La réforme de la communication de la preuve - Document de consultation

L'utilisation abusive des pièces communiquées : Que faire?

Au cours des dernières années, il s'est produit des cas troublants d'utilisation abusive de pièces communiquées à la défense. On entend notamment par là l'utilisation de ces pièces afin de faciliter les agissements criminels, par exemple le harcèlement et l'intimidation de témoins. On entend aussi les cas où sont révélés des renseignements confidentiels sensibles concernant des particuliers, des victimes d'actes criminels et des tiers inclusivement.
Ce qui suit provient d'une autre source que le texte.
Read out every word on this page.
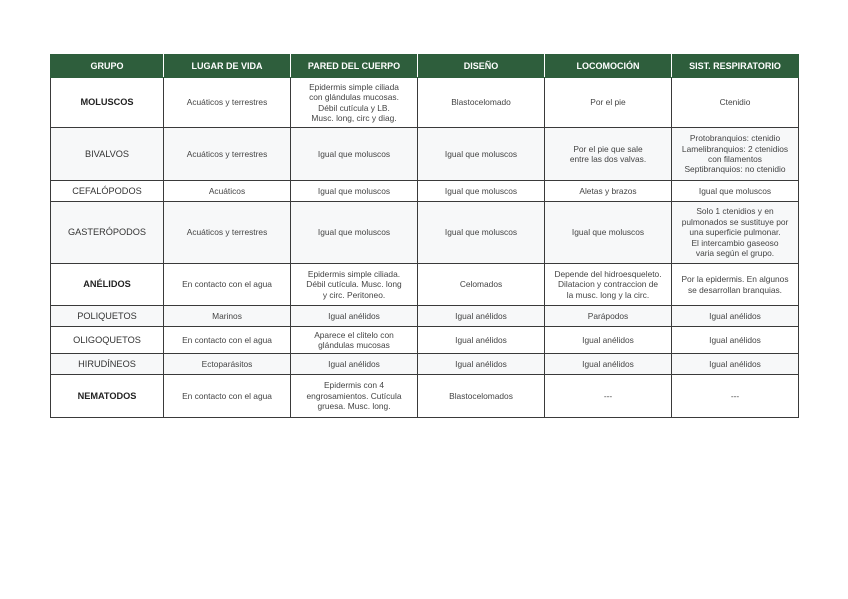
GRUPO	LUGAR DE VIDA	PARED DEL CUERPO	DISEÑO	LOCOMOCIÓN	SIST. RESPIRATORIO
MOLUSCOS	Acuáticos y terrestres	Epidermis simple ciliada
con glándulas mucosas.
Débil cutícula y LB.
Musc. long, circ y diag.	Blastocelomado	Por el pie	Ctenidio
BIVALVOS	Acuáticos y terrestres	Igual que moluscos	Igual que moluscos	Por el pie que sale
entre las dos valvas.	Protobranquios: ctenidio
Lamelibranquios: 2 ctenidios
con filamentos
Septibranquios: no ctenidio
CEFALÓPODOS	Acuáticos	Igual que moluscos	Igual que moluscos	Aletas y brazos	Igual que moluscos
GASTERÓPODOS	Acuáticos y terrestres	Igual que moluscos	Igual que moluscos	Igual que moluscos	Solo 1 ctenidios y en
pulmonados se sustituye por
una superficie pulmonar.
El intercambio gaseoso
varia según el grupo.
ANÉLIDOS	En contacto con el agua	Epidermis simple ciliada.
Débil cutícula. Musc. long
y circ. Peritoneo.	Celomados	Depende del hidroesqueleto.
Dilatacion y contraccion de
la musc. long y la circ.	Por la epidermis. En algunos
se desarrollan branquias.
POLIQUETOS	Marinos	Igual anélidos	Igual anélidos	Parápodos	Igual anélidos
OLIGOQUETOS	En contacto con el agua	Aparece el clitelo con
glándulas mucosas	Igual anélidos	Igual anélidos	Igual anélidos
HIRUDÍNEOS	Ectoparásitos	Igual anélidos	Igual anélidos	Igual anélidos	Igual anélidos
NEMATODOS	En contacto con el agua	Epidermis con 4
engrosamientos. Cutícula
gruesa. Musc. long.	Blastocelomados	---	---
Mesure législative proposée

Il pourrait être apporté des modifications au Code criminel par lesquelles :

  • il serait imposé à toutes les personnes qui se font communiquer des renseignements – aux tiers également – l'obligation de ne pas les utiliser à mauvais escient ou à des fins accessoires;
  • on conférerait explicitement au tribunal le pouvoir de prononcer les ordonnances relatives à la communication de pièces qu'il estime justifiées, que les pièces soient entre les mains de l'avocat, de l'accusé, ou de tiers : l'ordonnance pourrait être prononcée dans l'intérêt de la justice ou pour protéger la vie privée des personnes touchées par l'instance, mais sous réserve du droit de l'accusé de présenter une défense pleine et entière;
  • serait créée une infraction ciblant l'utilisation abusive des pièces communiquées : cette infraction pourrait viser l'utilisation à mauvais escient de pièces de ce genre dans le but de faciliter la perpétration d'une infraction pénale, ainsi que leur utilisation dans l'intention de porter atteinte à la vie privée de quiconque.

Analyse

Les pièces communiquées peuvent comprendre des renseignements extrêmement délicats, touchant l'intérêt public dans la lutte contre la criminalité, ainsi que le droit à la vie privée des particuliers, notamment des victimes et des tiers. Si, au Canada, la justice pénale est un processus public, ceci ne signifie pas que toute la documentation qui a été produite par les parties doit être librement distribuée au grand public. Plus précisément, il ne serait pas indiqué de verser au domaine public les pièces communiquées. Comme il a été précisé dans le rapport Martin, « [TRADUCTION] il est répréhensible pour l'avocat de rendre publics les renseignements qui lui ont été communiqués. L'avocat qui agit ainsi manque aux obligations qui découlent de son statut d'officier de justice [4] ». En outre, si l'accusé a le droit de présenter une défense pleine et entière, garanti par la Constitution, et donc de se faire communiquer les pièces à charge, ceci ne veut pas dire que la communication entre avocat et accusé peut se faire sans restrictions. Le rapport Martin contient des recommandations sur les restrictions qui devraient être applicables à l'utilisation des pièces à cet égard; on y affirme notamment que « [TRADUCTION] l'avocat de la défense doit conserver la garde ou le contrôle des pièces communiquées, de sorte que des copies n'en soient pas indûment diffusées » (p. 179).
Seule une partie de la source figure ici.